Ruling of Capital Gains Tax case Tullow oil against Uganda Revenue Authority before Tax Appeals Tribunal

An updated statement of expenses incurred by the applicants would have been reflected in the said accounts so as to enable the Tribunal properly calculate the gain. The Tribunal expected the applicants to submit an independent auditors’ special report on the expenses incurred in the absence of audited accounts. Article 5 of the PSAs for EA1, EA2 and EA3 makes provision for an advisory committee. Under Article 5.3.5, the Committee is supposed to ensure that the accounting of costs and expenses and maintenance of operating costs are made in accordance with the Agreement, accounting principles and procedures generally accepted in the international petroleum industry. The records of the said committee on expenses were not availed to tribunal. No reason was given as to this omission.

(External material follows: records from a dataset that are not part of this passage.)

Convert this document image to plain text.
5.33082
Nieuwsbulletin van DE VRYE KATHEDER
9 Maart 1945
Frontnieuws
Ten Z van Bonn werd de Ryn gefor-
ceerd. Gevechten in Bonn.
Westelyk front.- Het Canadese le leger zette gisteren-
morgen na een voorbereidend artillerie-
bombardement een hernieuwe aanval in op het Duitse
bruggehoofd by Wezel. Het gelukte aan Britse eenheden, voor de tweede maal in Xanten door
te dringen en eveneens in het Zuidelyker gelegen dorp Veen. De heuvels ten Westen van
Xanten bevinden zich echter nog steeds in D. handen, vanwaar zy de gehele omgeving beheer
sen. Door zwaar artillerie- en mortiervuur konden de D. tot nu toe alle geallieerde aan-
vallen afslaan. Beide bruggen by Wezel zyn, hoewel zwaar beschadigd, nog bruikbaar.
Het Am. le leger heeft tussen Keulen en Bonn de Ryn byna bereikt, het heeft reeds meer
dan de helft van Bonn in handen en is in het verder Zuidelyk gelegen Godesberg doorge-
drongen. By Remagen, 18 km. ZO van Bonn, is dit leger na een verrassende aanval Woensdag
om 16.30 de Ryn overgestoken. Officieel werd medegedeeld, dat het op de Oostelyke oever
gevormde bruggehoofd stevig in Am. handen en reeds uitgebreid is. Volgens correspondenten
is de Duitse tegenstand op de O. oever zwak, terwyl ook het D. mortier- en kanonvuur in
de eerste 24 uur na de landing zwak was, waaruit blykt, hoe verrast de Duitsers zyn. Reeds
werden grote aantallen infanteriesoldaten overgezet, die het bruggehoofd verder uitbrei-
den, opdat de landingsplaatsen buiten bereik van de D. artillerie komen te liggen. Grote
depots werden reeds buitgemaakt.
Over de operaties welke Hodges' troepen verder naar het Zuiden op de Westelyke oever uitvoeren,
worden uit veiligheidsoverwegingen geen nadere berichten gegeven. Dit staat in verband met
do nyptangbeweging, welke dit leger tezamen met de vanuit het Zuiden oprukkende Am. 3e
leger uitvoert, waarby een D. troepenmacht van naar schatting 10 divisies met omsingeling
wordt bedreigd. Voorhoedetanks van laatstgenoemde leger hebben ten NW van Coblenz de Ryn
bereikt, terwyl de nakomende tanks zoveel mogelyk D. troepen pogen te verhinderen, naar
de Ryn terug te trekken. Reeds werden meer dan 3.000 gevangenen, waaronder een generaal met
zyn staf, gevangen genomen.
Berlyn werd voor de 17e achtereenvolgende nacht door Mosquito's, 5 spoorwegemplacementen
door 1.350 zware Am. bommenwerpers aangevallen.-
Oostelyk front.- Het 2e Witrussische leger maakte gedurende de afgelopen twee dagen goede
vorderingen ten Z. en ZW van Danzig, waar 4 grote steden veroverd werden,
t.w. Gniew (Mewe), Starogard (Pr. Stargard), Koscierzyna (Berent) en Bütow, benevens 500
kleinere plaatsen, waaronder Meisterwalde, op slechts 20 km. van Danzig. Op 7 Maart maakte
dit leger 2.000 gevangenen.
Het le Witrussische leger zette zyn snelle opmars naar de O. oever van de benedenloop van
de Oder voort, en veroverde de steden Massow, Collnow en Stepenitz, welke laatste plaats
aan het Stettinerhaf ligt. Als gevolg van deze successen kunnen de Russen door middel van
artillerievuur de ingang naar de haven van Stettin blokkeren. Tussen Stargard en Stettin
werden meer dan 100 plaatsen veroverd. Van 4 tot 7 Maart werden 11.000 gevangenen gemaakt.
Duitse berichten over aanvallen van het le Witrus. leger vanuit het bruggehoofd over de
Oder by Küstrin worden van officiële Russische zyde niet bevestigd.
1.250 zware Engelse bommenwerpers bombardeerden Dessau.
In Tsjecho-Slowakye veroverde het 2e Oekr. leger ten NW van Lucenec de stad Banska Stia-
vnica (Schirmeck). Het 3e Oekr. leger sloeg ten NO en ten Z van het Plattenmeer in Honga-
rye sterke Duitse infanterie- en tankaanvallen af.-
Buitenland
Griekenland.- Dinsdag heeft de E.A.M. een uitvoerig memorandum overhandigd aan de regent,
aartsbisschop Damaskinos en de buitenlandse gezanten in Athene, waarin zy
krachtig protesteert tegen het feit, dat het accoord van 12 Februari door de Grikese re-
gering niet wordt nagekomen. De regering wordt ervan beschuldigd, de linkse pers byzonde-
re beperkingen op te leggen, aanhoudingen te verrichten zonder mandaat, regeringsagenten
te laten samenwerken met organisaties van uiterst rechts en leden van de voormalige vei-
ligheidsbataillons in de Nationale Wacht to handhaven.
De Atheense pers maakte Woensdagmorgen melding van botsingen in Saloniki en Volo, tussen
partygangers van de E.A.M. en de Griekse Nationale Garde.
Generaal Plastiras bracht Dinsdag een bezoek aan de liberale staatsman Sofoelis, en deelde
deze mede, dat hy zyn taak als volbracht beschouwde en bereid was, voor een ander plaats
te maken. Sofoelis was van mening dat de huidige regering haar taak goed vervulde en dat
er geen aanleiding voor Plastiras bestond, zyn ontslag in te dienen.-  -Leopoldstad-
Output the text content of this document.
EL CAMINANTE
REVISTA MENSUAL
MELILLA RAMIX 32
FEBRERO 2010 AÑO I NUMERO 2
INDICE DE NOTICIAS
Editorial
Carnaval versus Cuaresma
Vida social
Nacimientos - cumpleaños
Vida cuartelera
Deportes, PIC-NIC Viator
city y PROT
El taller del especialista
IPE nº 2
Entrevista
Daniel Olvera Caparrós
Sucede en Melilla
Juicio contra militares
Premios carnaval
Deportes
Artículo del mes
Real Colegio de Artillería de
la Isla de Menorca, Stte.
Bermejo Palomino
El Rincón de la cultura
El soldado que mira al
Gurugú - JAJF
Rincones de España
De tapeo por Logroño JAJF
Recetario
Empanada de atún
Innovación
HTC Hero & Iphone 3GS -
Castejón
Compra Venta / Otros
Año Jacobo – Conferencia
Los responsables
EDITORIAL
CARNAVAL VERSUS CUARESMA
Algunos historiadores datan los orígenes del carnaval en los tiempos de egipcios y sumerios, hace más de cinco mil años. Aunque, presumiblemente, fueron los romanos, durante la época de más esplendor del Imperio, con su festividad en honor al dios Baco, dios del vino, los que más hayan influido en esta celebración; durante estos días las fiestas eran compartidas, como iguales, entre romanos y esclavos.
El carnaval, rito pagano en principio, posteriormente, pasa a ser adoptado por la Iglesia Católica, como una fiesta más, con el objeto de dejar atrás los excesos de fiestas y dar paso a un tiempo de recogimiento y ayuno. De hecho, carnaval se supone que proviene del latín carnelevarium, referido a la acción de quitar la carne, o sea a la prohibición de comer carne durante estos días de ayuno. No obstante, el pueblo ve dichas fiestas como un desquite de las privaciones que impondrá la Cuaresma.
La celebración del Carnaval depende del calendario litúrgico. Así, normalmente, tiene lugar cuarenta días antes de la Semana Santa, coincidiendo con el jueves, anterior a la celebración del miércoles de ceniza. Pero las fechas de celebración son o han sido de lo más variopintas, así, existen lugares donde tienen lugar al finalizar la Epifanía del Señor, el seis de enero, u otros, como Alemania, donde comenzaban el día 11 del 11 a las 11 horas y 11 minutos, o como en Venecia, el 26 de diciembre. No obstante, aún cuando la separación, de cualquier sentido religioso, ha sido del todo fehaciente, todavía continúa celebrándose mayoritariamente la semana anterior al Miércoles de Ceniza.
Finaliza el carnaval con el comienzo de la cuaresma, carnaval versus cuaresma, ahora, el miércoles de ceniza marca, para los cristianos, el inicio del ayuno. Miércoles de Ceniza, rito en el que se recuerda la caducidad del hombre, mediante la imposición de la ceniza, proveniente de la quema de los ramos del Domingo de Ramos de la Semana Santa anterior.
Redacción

The Tribunal has powers to summon any witness and the applicants ought to have taken advantage of this.   S. 18 of the TAT Act places the burden of proof on the applicants to prove that a taxation decision is excessive or should have been made differently. The applicants have not discharged the burden in respect of the exact expenses incurred by them. The Tribunal cannot rely on hypothetical figures to ascertain the expenses incurred by the applicants.   The respondent presented to the Tribunal different figures from the applicants as regards the expenses incurred. It is not denied nor is it in dispute that the applicants incurred expenses. If the Tribunal were to ignore the figures that were presented by the respondent, a miscarriage of justice would be occasioned to the applicants.

The expenses or that portion that has been admitted by the respondent would not be added in the computation of the gain. The Tribunal will allow the figures presented by the respondent as expenses incurred by the applicants as admissions under Sections 16, 17 and 28 of the Evidence Act. The Tribunal will also take into consideration the figures presented by the applicants in exhibit A21, the financial statements ending 31st December 2012 of TUL. Those figures presented by the applicants that are the same as the respondent’s shall be considered in computing the gain.   Also in respect of the expenses incurred by the applicants, the Tribunal notes that the respondent’s computation do not indicate whether the expenses computed were in proportion to the interests sold. The applicants sold 66.67% of their interests and therefore the expenses used in the computation should have been 66.67% of what was incurred. As prudent revenue collectors, the Tribunal will take it that, the respondent used this weighted costs approach in computation of the gain. That is the expenses incurred by the applicants corresponded to the interests sold in each block.   (c)  Gain by the applicants and the tax payable   Having found that the applicants are liable to pay tax on the gain they obtained from the transfer of their interests in Blocks 1, 2 and 3A, the Tribunal now has to go into the mathematics of the tax due. The tribunal takes into consideration that the applicants sold pre-existing interests and interests acquired from Heritage. The Tribunal will also take into consideration that the income received was not in dispute. What was in dispute was the accounting method used and expenses incurred by the applicants.

The Tribunal has already discarded the LIFO method of accounting proposed by the applicants. This was because the said interests were intangible assets. One cannot treat intangible assets as if there are tangible assets. The respondent proposed the FIFO method of accounting which the Tribunal found inappropriate. In situations where a party cannot state with precision which interests were sold, the rules of equity and fairness have to be considered. The rules of equity demand that interests acquired at different times but sold at the same time should be divided proportionately. The Tribunal shall use the averaging method or equitable apportionment in computing the gain obtained by the applicants. This was applied in the case of John K. McNulty et al. v Commissioner of Internal Revenue (supra) which also involved immoveable property.